En janvier 2018, après le scandale Weinstein, les plaintes pour viols et agressions sexuelles avaient bondi de 12% et 10% respectivement, d'après une étude du ministère de l'Intérieur. Celles enregistrées par les forces de l’ordre avaient également augmenté de plus de 30%. Un an plus tôt, en février 2017, l’Observatoire National de la délinquance et des réponses pénales (ONDRP) relevait, dans une étude, que seulement 19% des victimes de violences effectuent un déplacement au commissariat pour déposer plainte tandis que 62% d’entre elles préféraient se taire.
Mais s’il y a une libération de la parole du côté des victimes, c’est le comportement des autorités face à elles qui reste choquant : banalisation, victim-blaming et même refus de prendre une plainte en compte, toutes ces pratiques sont monnaie courante au commissariat mais sont loin d’être récentes. On se rappelle encore de la vidéo du journaliste et réalisateur Raymond Depardon montrant le comportement inacceptable d’un policier face à une victime de viol. Les faits datent de 1983, soit d’il y a près de 35 ans.


Que faire pour une meilleure prise en charge ?   

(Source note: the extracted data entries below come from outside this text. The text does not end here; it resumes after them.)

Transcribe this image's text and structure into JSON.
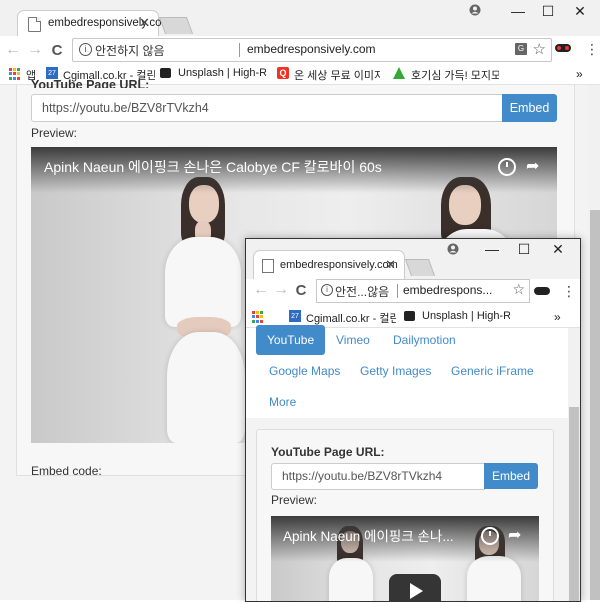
{
  "main_window": {
    "tab_title": "embedresponsively.com",
    "tab_close": "✕",
    "win_minimize": "—",
    "win_maximize": "☐",
    "win_close": "✕",
    "nav_back": "←",
    "nav_forward": "→",
    "nav_reload": "C",
    "security_text": "안전하지 않음",
    "url": "embedresponsively.com",
    "translate_glyph": "G",
    "star_glyph": "☆",
    "menu_glyph": "⋮",
    "bookmarks": [
      {
        "label": "앱"
      },
      {
        "label": "Cgimall.co.kr - 컬린다",
        "badge": "27"
      },
      {
        "label": "Unsplash | High-Res"
      },
      {
        "label": "온 세상 무료 이미지",
        "badge": "Q"
      },
      {
        "label": "호기심 가득! 모지모"
      }
    ],
    "bookmarks_more": "»",
    "page": {
      "label_cut": "YouTube Page URL:",
      "input_value": "https://youtu.be/BZV8rTVkzh4",
      "embed_label": "Embed",
      "preview_label": "Preview:",
      "video_title": "Apink Naeun 에이핑크 손나은 Calobye CF 칼로바이 60s",
      "share_glyph": "➦",
      "embed_code_label": "Embed code:"
    }
  },
  "small_window": {
    "tab_title": "embedresponsively.com",
    "tab_close": "✕",
    "win_minimize": "—",
    "win_maximize": "☐",
    "win_close": "✕",
    "nav_back": "←",
    "nav_forward": "→",
    "nav_reload": "C",
    "security_text": "안전...않음",
    "url": "embedrespons...",
    "star_glyph": "☆",
    "menu_glyph": "⋮",
    "bookmarks": [
      {
        "label": "Cgimall.co.kr - 컬린다",
        "badge": "27"
      },
      {
        "label": "Unsplash | High-Res"
      }
    ],
    "bookmarks_more": "»",
    "nav_tabs": [
      {
        "label": "YouTube",
        "active": true
      },
      {
        "label": "Vimeo"
      },
      {
        "label": "Dailymotion"
      },
      {
        "label": "Google Maps"
      },
      {
        "label": "Getty Images"
      },
      {
        "label": "Generic iFrame"
      },
      {
        "label": "More"
      }
    ],
    "page": {
      "label": "YouTube Page URL:",
      "input_value": "https://youtu.be/BZV8rTVkzh4",
      "embed_label": "Embed",
      "preview_label": "Preview:",
      "video_title": "Apink Naeun 에이핑크 손나...",
      "share_glyph": "➦"
    }
  },
  "colors": {
    "primary": "#428bca",
    "chrome_bg": "#f1f1f1",
    "page_bg": "#f3f3f3"
  }
}
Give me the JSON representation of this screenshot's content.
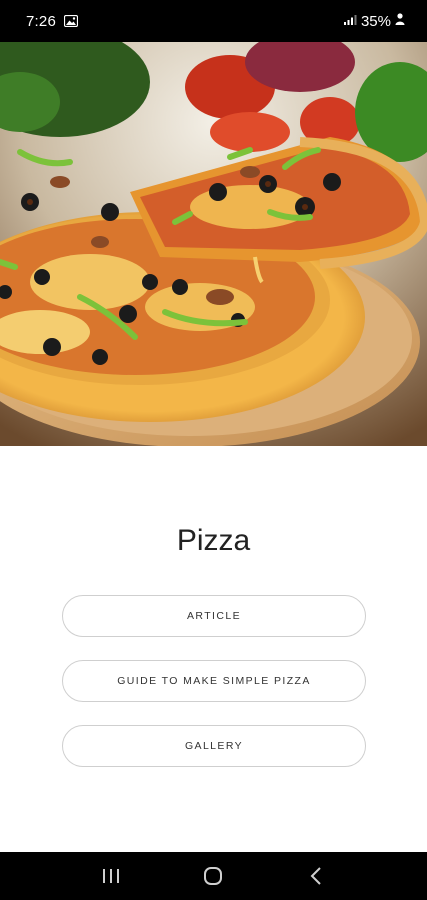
{
  "status_bar": {
    "time": "7:26",
    "battery": "35%"
  },
  "page": {
    "title": "Pizza"
  },
  "menu": {
    "article_label": "ARTICLE",
    "guide_label": "GUIDE TO MAKE SIMPLE PIZZA",
    "gallery_label": "GALLERY"
  },
  "icons": {
    "status_image": "image-icon",
    "signal": "signal-icon",
    "battery": "battery-icon",
    "recent": "recent-apps-icon",
    "home": "home-icon",
    "back": "back-icon"
  }
}
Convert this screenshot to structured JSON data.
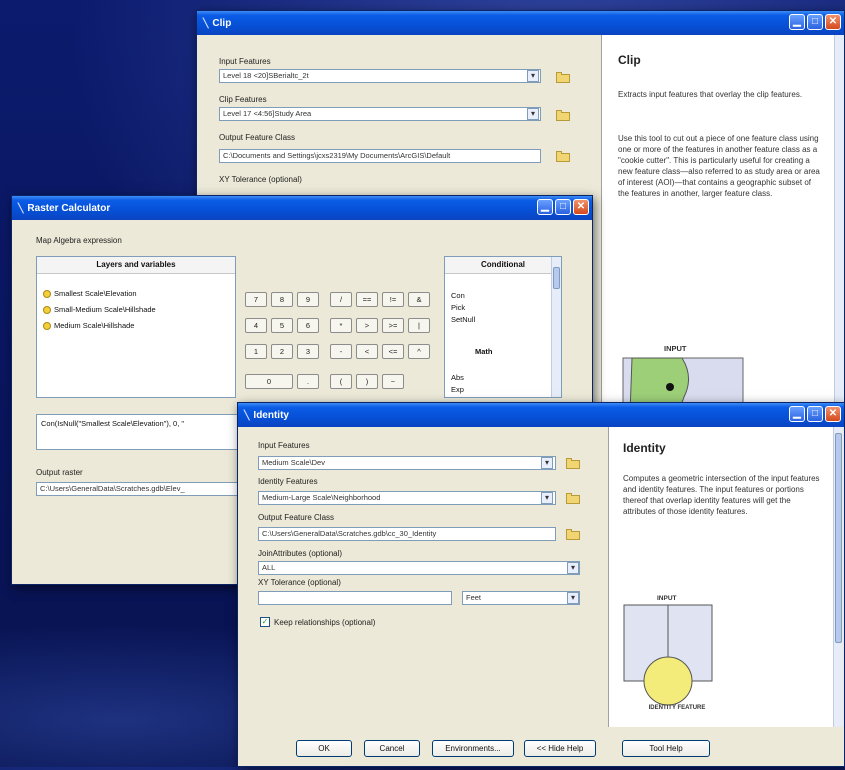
{
  "clip": {
    "title": "Clip",
    "input_features_label": "Input Features",
    "input_features_value": "Level 18 <20]SBerialtc_2t",
    "clip_features_label": "Clip Features",
    "clip_features_value": "Level 17 <4:56]Study Area",
    "output_label": "Output Feature Class",
    "output_value": "C:\\Documents and Settings\\jcxs2319\\My Documents\\ArcGIS\\Default",
    "xy_tolerance_label": "XY Tolerance (optional)",
    "help": {
      "title": "Clip",
      "p1": "Extracts input features that overlay the clip features.",
      "p2": "Use this tool to cut out a piece of one feature class using one or more of the features in another feature class as a \"cookie cutter\". This is particularly useful for creating a new feature class—also referred to as study area or area of interest (AOI)—that contains a geographic subset of the features in another, larger feature class.",
      "diagram_label": "INPUT"
    }
  },
  "raster": {
    "title": "Raster Calculator",
    "map_algebra_label": "Map Algebra expression",
    "layers_header": "Layers and variables",
    "layers": [
      "Smallest Scale\\Elevation",
      "Small-Medium Scale\\Hillshade",
      "Medium Scale\\Hillshade"
    ],
    "keypad": [
      [
        "7",
        "8",
        "9",
        "/",
        "==",
        "!=",
        "&"
      ],
      [
        "4",
        "5",
        "6",
        "*",
        ">",
        ">=",
        "|"
      ],
      [
        "1",
        "2",
        "3",
        "-",
        "<",
        "<=",
        "^"
      ],
      [
        "0",
        ".",
        "(",
        ")",
        "~"
      ]
    ],
    "cond_header": "Conditional",
    "cond_items": [
      "Con",
      "Pick",
      "SetNull"
    ],
    "math_header": "Math",
    "math_items": [
      "Abs",
      "Exp"
    ],
    "expression": "Con(IsNull(\"Smallest Scale\\Elevation\"), 0, \"",
    "output_label": "Output raster",
    "output_value": "C:\\Users\\GeneralData\\Scratches.gdb\\Elev_"
  },
  "identity": {
    "title": "Identity",
    "input_features_label": "Input Features",
    "input_features_value": "Medium Scale\\Dev",
    "identity_features_label": "Identity Features",
    "identity_features_value": "Medium-Large Scale\\Neighborhood",
    "output_label": "Output Feature Class",
    "output_value": "C:\\Users\\GeneralData\\Scratches.gdb\\cc_30_Identity",
    "join_attributes_label": "JoinAttributes (optional)",
    "join_attributes_value": "ALL",
    "xy_tolerance_label": "XY Tolerance (optional)",
    "xy_tolerance_value": "",
    "units_value": "Feet",
    "keep_relationships_label": "Keep relationships (optional)",
    "keep_relationships_checked": true,
    "help": {
      "title": "Identity",
      "p1": "Computes a geometric intersection of the input features and identity features. The input features or portions thereof that overlap identity features will get the attributes of those identity features.",
      "diagram_input_label": "INPUT",
      "diagram_identity_label": "IDENTITY FEATURE"
    },
    "buttons": {
      "ok": "OK",
      "cancel": "Cancel",
      "environments": "Environments...",
      "hide_help": "<< Hide Help",
      "tool_help": "Tool Help"
    }
  },
  "colors": {
    "titlebar": "#0650d6",
    "dialog_bg": "#ece9d8",
    "background": "#0c1a66",
    "layer_dot": "#f3cf3a"
  }
}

Dénoncer, c’est bien. Agir, c’est mieux. Comme le précise Emmanuelle Piet, présidente du Collectif féministe contre le viol (dont la ligne d'écoute est gratuite au 0800 05 95 95), un guide de conduite existe pourtant déjà pour guider les autorités dans leur comportement avec les victimes d'agressions sexuelles (on a d'ailleurs essayé de le trouver sur Internet... En vain). "Les victimes doivent être mieux prises en compte, il leur faut un meilleur accueil", insiste-t-elle avant de reconnaître que, dans une minorité des cas, certains membres des forces de l’ordre ont fait preuve d’empathie à l’égard des victimes de violences sexistes et sexuelles. Un comportement qui doit être encouragé, même dans la suite de l’enquête, selon Emmanuelle Piet : "La communication entre le parquet et les policiers peut être améliorée, pour que les enquêtes préliminaires soient plus complètes", ajoute-elle. Les témoignages récoltés par le Groupe F auront-ils l’effet escompté ? On l’espère.